“The Warrior’s Way” combines somewhat successfully the Western and Samurai movies.  Only Dong-gun Jang doesn’t play a Samurai — he plays a ninja.  After wiping out all but one of a rival clan (a baby girl), Jang has a change of heart and decides to let the girl live.  Of course, this makes his own clan, The Sad Flutes, very upset, and they now target Jang and the girl for termination.  Jang goes to the American West with the girl, where he encounters a small town populated by circus freaks, a sniper who swore to never pick up a gun again, a woman (Kate Bosworth) whose family was murdered by bandits, and assorted rubes and rednecks.

There are two sets of enemies that add tension and drama to “The Warrior’s Way”: the bandits, numbering about 50 to 100; and about 3 dozen Sad Flutes.  It should be one hell of a battle and one hell of a movie; and it sort of, kind of is, but it ultimately fails.  And here are the reasons why.

“The Warrior’s Way” is not a completely serious movie.  Rough guess…it’s 30% comedy.  Most of the comedy blends decently with the movie, but unless the writer and director are extremely talented at combining comedy with action, the results tend to be that the action parts lose their intensity, leading the audience to become less engaged in the story and characters.  And that’s what happened with me.

Another reason why this movie isn’t successful is that the ninja action and violence are too stylized and over the top to the point that they are cartoonish.   It looks nice, but it lacks substance.  Also, The Sad Flutes are supposed to be bad-ass assassins; but when they go up against the gun-toting bandits, they mostly come at them using a frontal attack.  Huh?  You have swords and the enemy have guns and you charge at them head on?  Oh, and The Sad Flutes never use shurikens (sharp objects thrown at the enemy).  This is just lazy screenwriting and bad direction.

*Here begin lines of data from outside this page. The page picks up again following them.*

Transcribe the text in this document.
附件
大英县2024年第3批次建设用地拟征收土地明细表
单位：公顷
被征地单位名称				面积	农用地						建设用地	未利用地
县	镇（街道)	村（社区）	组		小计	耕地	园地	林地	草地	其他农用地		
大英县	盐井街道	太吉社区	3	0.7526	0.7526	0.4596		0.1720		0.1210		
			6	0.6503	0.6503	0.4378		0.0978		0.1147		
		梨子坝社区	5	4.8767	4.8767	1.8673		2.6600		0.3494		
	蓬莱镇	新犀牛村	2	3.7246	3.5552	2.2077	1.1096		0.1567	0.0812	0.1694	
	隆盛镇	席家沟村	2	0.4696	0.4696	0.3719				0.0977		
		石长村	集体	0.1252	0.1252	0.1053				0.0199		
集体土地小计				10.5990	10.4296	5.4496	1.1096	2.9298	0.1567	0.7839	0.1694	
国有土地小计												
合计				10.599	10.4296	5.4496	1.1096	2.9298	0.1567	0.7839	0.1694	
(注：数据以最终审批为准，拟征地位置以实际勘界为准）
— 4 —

Want another reason why this movie isn’t that good?  Jang’s acting.  This is the first time I’ve seen Jang’s work, so I don’t know if he can act and he just downplayed his abilities to be a silent, brooding character, or if he really can’t act.  Whatever the case, his acting in “The Warrior’s Way” doesn’t help the movie.

And it doesn’t help that the leader of The Sad Flutes looks a lot like Cheech Marin.  I really did think it was him, wearing prosthetics to look Asian.

(Sigh) If this was done seriously, and the action was realistic, I think it would’ve been a hit.  But instead it’s a slightly entertaining movie that should be watched as a rental — or in my case, I watched it for free (thanks, Library!).

My most memorable, movie moment of “The Warrior’s Way” is the scene when Jang and Bosworth were sparring with short swords, and Bosworth had one of her swords against Jang’s neck, and she thought she won.  Jang tells her that it’s not over until the opponent’s heart stops beating, then shows her that he has one of his swords against her stomach.  Bosworth suddenly kisses Jang, which surprises the hell out of him, and then she asks him if that stopped his heart.   Even though I guessed she was going to say something like that, I was still very impressed with that scene.

Now, for those of you with cheaply made swords, nicknamed “wall hangers”:  that’s all they should do — hang on walls.  Why? Because the blade is most likely made of stainless steel, and stainless steel becomes brittle when it’s too long.  Also, cheap swords usually don’t have a full tang, meaning the blade doesn’t extend all the way into the handle; and therefore, if you start swinging your wall hanger around after seeing movies like “The Warrior’s Way,” there’s a chance the blade will fly out of the handle and stab one of your kids.